Lake Kronotskoye freezes over from late December to mid-May to a depth of one meter. It is a dimictic lake, reaching isothermy in July and late November. The water is cold even in summer, not exceeding 16 °C even at its warmest in September. The pH at the surface decreases from 8.7 to 8.0 during the growing season.

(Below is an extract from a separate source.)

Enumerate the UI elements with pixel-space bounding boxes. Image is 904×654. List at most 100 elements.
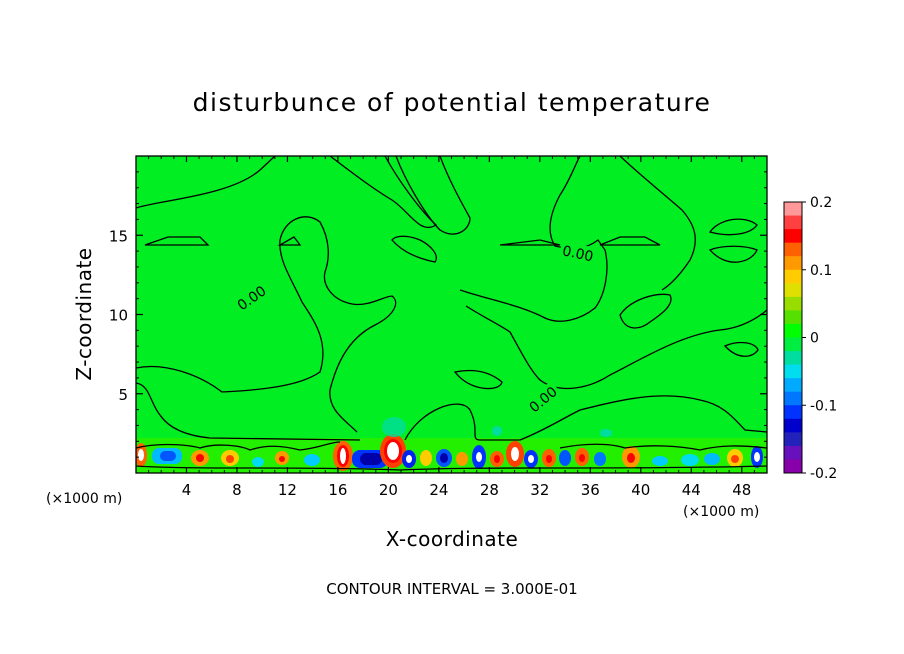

The area surrounding the lake is uninhabited and protected as Kronotsky Nature Reserve, a component of the Volcanoes of Kamchatka World Heritage Site. The first Russians to reach the lake were the members of F.P. Ryabushinsky's Kamchatka expedition of 1908; the islands in the lake are named after them.

==Fauna==
Massive rapids at the head of the Kronotskaya River prevent fish from entering or leaving the lake. Those that live in the lake are therefore of special scientific interest as model studies in microevolution processes. They comprise a population of landlocked sockeye or kokanee salmon, as well as Salvelinus kronocius and Salvelinus schmidti char species endemic to the lake distinguished by significant polymorphism and plasticity; researchers have identified between three and five different forms. There are 11 islands in the eastern side of the lake which cover a total area of around 0.5 km2 and host a colony of about 600 pairs of slaty-backed gulls. Lake Kronotskoye is also well known for its population of swans.